Anaplastische meningiomen (ook wel maligne meningiomen genoemd) zijn zeldzaam en maken slechts ~1% uit van alle meningiomen 1. Samen met rhabdoïd meningioom en papillair meningioom worden zij beschouwd als WHO graad III tumoren en vertonen zij agressieve lokale groei en een hoge recidiefkans.
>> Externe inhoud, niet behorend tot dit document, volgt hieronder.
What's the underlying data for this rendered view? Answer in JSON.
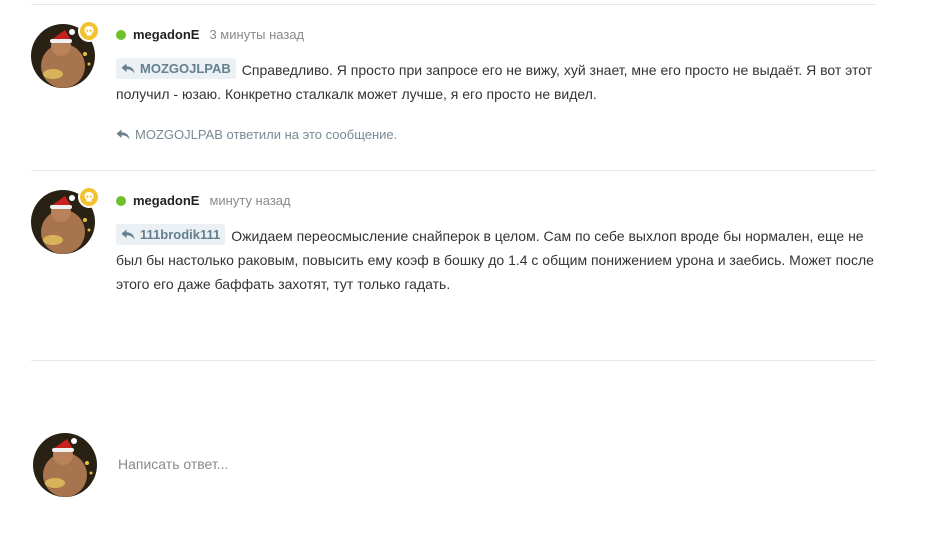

Opgemerkt moet worden dat epidemiologie, klinische presentatie en radiografische kenmerken anaplastische meningiomen niet betrouwbaar onderscheiden van goedaardige meningiomen (WHO graad I) en atypische meningiomen (WHO graad II), en dus wordt die inhoud hier onnodig herhaald. Over het algemeen groeien deze tumoren sneller, hebben ze meer heterogene/agressieve beeldvormingsverschijnselen, en hebben ze de neiging om vroegtijdig te recidiveren.
- Pathologie
- Radiografische kenmerken
- Behandeling en prognose
Afbeeldingen:
- Gevallen en figuren
Pathologie
Anaplastische meningiomen zijn die met de volgende histologische kenmerken 1:
- duidelijke kwaadaardige kenmerken vergelijkbaar met die gezien bij melanoom, carcinoom, of hooggradig sarcoom
- 20 of meer mitose per tien high-power velden
Radiografische kenmerken
Generaal, is het op basis van de algemene morfologie niet mogelijk met zekerheid een onderscheid te maken tussen goedaardige (WHO-klasse I) en atypische (WHO-klasse II) van anaplastische (WHO-klasse III) meningiomen. Het meest betrouwbare kenmerk bij het suggereren van een niet graad I tumor is de aanwezigheid van lagere ADC waarden (die een hogere cellulariteit weerspiegelen) 2,3.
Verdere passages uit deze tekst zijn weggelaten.